Music school principal Armann Einarsson walked into a modern art museum in Copenhagen and watched a short video of a male dancer.
"I watched it at least three times. I found it so beautiful to see an older guy dancing," said the 48-year-old Icelander.
A few years later, he persuaded his daughter-in-law, Brogan Jayne Davison, a choreographer, to teach him modern dance and create a dance for him.
Dance for Me, an hour-long dance, is the result of that request and will be performed as part of nuna (now) in Winnipeg and Riverton.
"The piece is about dream, how to act on your dreams, no matter who you are, what you are, that's the main theme," he explained.
Einarsson, you see, doesn't strike what we would think of as a "regular" dance figure.
"I'm fat!" he laughed. "That's the right word, don't be afraid to use it. It's just how I am. I'm not afraid if people always talk about my belly and make a joke about it."
Initially Einarsson hoped to just make a video of the dance for his own personal use. But the piece was mounted for a public presentation in Reykjavik and was a big success. The work has now been presented ten times and has been seen by 1000 people.
The Winnipeg performance will be the first outside Iceland.
Einarsson has his own dreams about taking the piece further. Next month it will be performed in Germany, then in Norway.

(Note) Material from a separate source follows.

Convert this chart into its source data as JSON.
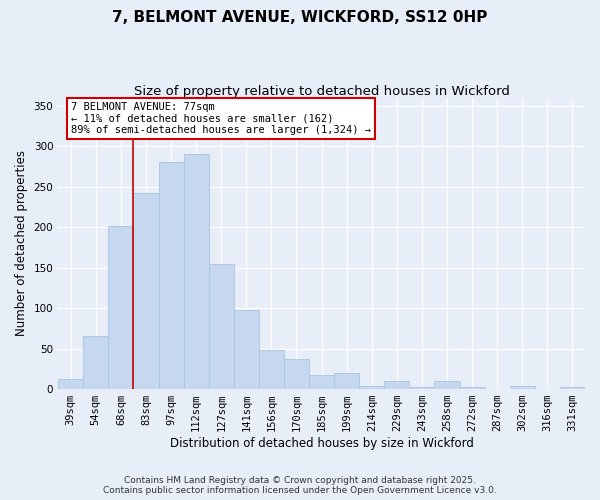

"My dream now is to show it in ten different countries," he said, laughing.
Armann Einarsson performs "Dance for Me" with Brogan Jayne Davison on May 23 as part of the Nuna (now) festival at the Rachel Brown Theatre in The Exchange. On May 24 the show moves to Riverton's Community Hall. Both programs will also include a reading of a short play called "The Ring" by the beloved bard of Riverton, Guttormur J. Guttormsson.